The first thing I tried was a simple binary counter. This is, I guess, the hardware equivalent of a “Hello, World!” program. It worked great as a way of proving the toolchain to the point of being able to display a waveform. Being new to verilog, it took a few attempts to figure out how to convince the simulator to actually output something that gtkwave could read, but once I’d got that sorted it worked great.
So I thought I’d try a simple ALU. I imagined that it would involve a bit of effort, but after about 10 lines of code it seemed that it was sufficient. I spent some time writing a test harness in order to provide sample input and to be able to see the waveforms, and lo and behold, it worked.
Of course, this is all still on a simulator.
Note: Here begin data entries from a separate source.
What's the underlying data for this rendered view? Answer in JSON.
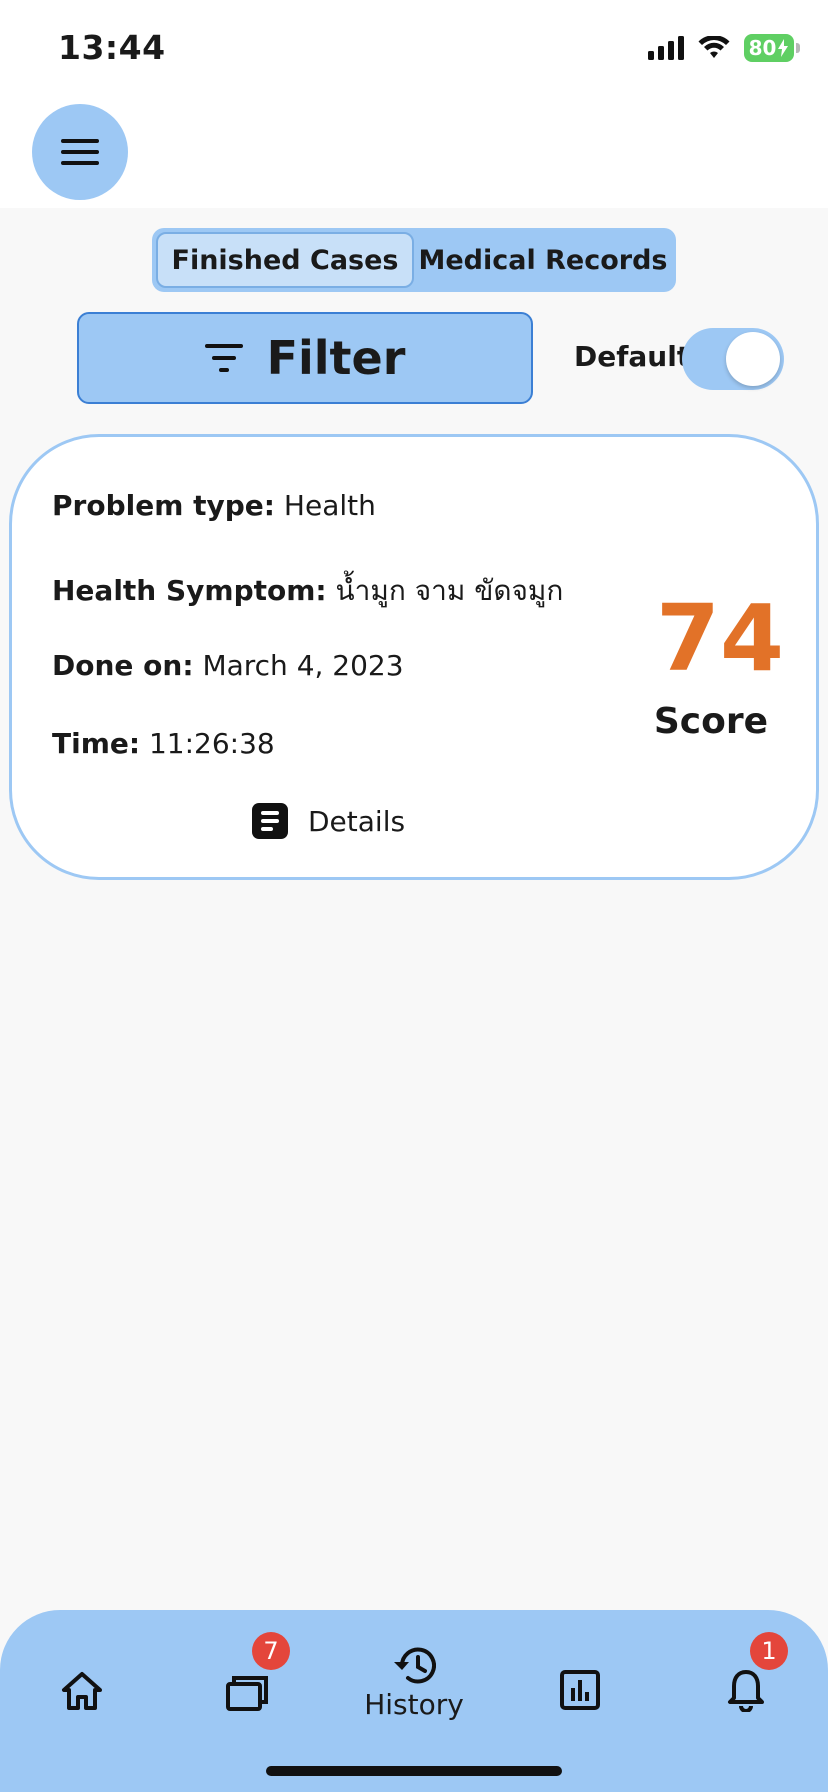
{
  "status_bar": {
    "time": "13:44",
    "battery": "80",
    "icons": [
      "signal-icon",
      "wifi-icon",
      "battery-charging-icon"
    ]
  },
  "header": {
    "menu_icon": "hamburger-menu-icon"
  },
  "tabs": [
    {
      "label": "Finished Cases",
      "active": true
    },
    {
      "label": "Medical Records",
      "active": false
    }
  ],
  "filter": {
    "label": "Filter",
    "icon": "filter-icon",
    "toggle_label": "Default",
    "toggle_on": true
  },
  "case_card": {
    "problem_type_label": "Problem type:",
    "problem_type_value": "Health",
    "symptom_label": "Health Symptom:",
    "symptom_value": "น้ำมูก จาม ขัดจมูก",
    "done_on_label": "Done on:",
    "done_on_value": "March 4, 2023",
    "time_label": "Time:",
    "time_value": "11:26:38",
    "score_value": "74",
    "score_label": "Score",
    "details_label": "Details",
    "details_icon": "document-icon"
  },
  "bottom_nav": {
    "items": [
      {
        "icon": "home-icon",
        "label": ""
      },
      {
        "icon": "cases-icon",
        "label": "",
        "badge": "7"
      },
      {
        "icon": "history-icon",
        "label": "History",
        "active": true
      },
      {
        "icon": "chart-icon",
        "label": ""
      },
      {
        "icon": "bell-icon",
        "label": "",
        "badge": "1"
      }
    ]
  },
  "colors": {
    "accent": "#9dc8f4",
    "score": "#e27228",
    "badge": "#e4463b",
    "border": "#3b7fd4"
  }
}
The next thing I tried was to implement a noddy CPU. I chose 16-bit registers, 16-bit instruction words, a 16-bit address bus and a 16-bit data bus. It seemed to make sense to keep it simple like that. The CPU was a simple state machine. This took a little bit more effort to code in Verilog, but still turned out to be relatively straightforward. I didn’t try to implement pipelining. There were four general purpose registers, and a program counter. I chose three classes of instructions – ALU operations, load/store, and branch.
The test harness consisted of a “RAM” interface, and a program preloaded into RAM.
Amazingly, it worked.
At this stage I’d not implemented conditional branches, and flags. So I added in the code for these, and was then able to write a test program which involved a loop – adding up all the numbers from 1 to 10. Watching it perform a loop on the simulator for the first time was wonderful.
Now, this isn’t going to win any prizes for hardware design. It’s a toy CPU. But it works, and that makes me happy.
In the meantime, I downloaded and installed Xilinx WebPACK, their free (if rather huge) design tools. I ran my code through their synthesizer, since code which could simulate isn’t necessary viable in real hardware. With some minor adjustments, that worked too. Sadly I don’t have an FPGA development board yet, but I’m looking forward to trying this out in real hardware when I get one.